Question

graph the polynomial function f(x)=(x - 1)(x + 4)^2 using parts (a) through (e). (c) determine the zeros of the function and their multiplicity. use this information to determine whether the graph crosses or touches the x - axis at each x - intercept. the zero(s) of f is/are 1, - 4. (simplify your answer. type an integer or a fraction. use a comma to separate answers as needed. type each answer only once.) the lesser zero of the function is of multiplicity , so the graph of f the x - axis at x=. the greater zero of the function is of multiplicity , so the graph of f the x - axis at x=.

Explanation:

Step1: Identify zero - values and multiplicities

The function is $f(x)=(x - 1)(x + 4)^2$. The zero - values are found by setting $f(x)=0$. So, $x-1 = 0$ gives $x = 1$ and $(x + 4)^2=0$ gives $x=-4$. The factor $(x - 1)$ has multiplicity 1 and the factor $(x + 4)^2$ has multiplicity 2.
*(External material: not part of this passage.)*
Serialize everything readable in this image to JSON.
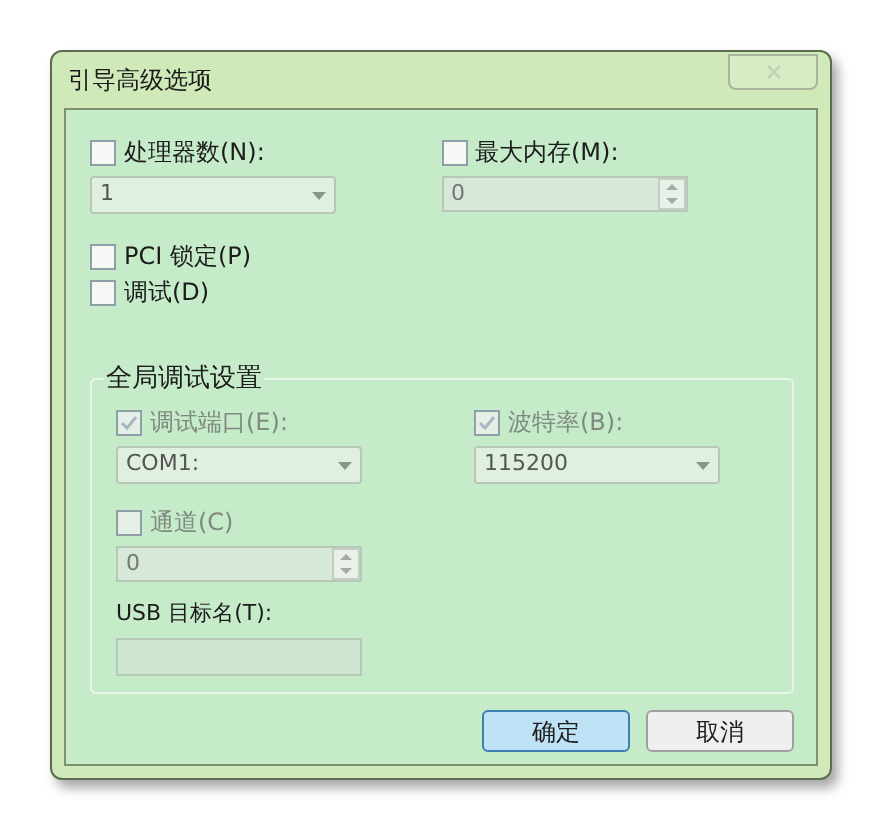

Step2: Determine graph - x - axis behavior

If a zero $c$ of a polynomial function $y = f(x)$ has odd multiplicity, the graph of the function crosses the $x$ - axis at $x = c$. If a zero $c$ has even multiplicity, the graph of the function touches the $x$ - axis at $x = c$.
The lesser zero is $x=-4$ with multiplicity 2 (even), so the graph of $f$ touches the $x$ - axis at $x=-4$. The greater zero is $x = 1$ with multiplicity 1 (odd), so the graph of $f$ crosses the $x$ - axis at $x = 1$.

Answer:

The lesser zero of the function is of multiplicity 2, so the graph of $f$ touches the $x$-axis at $x=-4$. The greater zero of the function is of multiplicity 1, so the graph of $f$ crosses the $x$-axis at $x = 1$.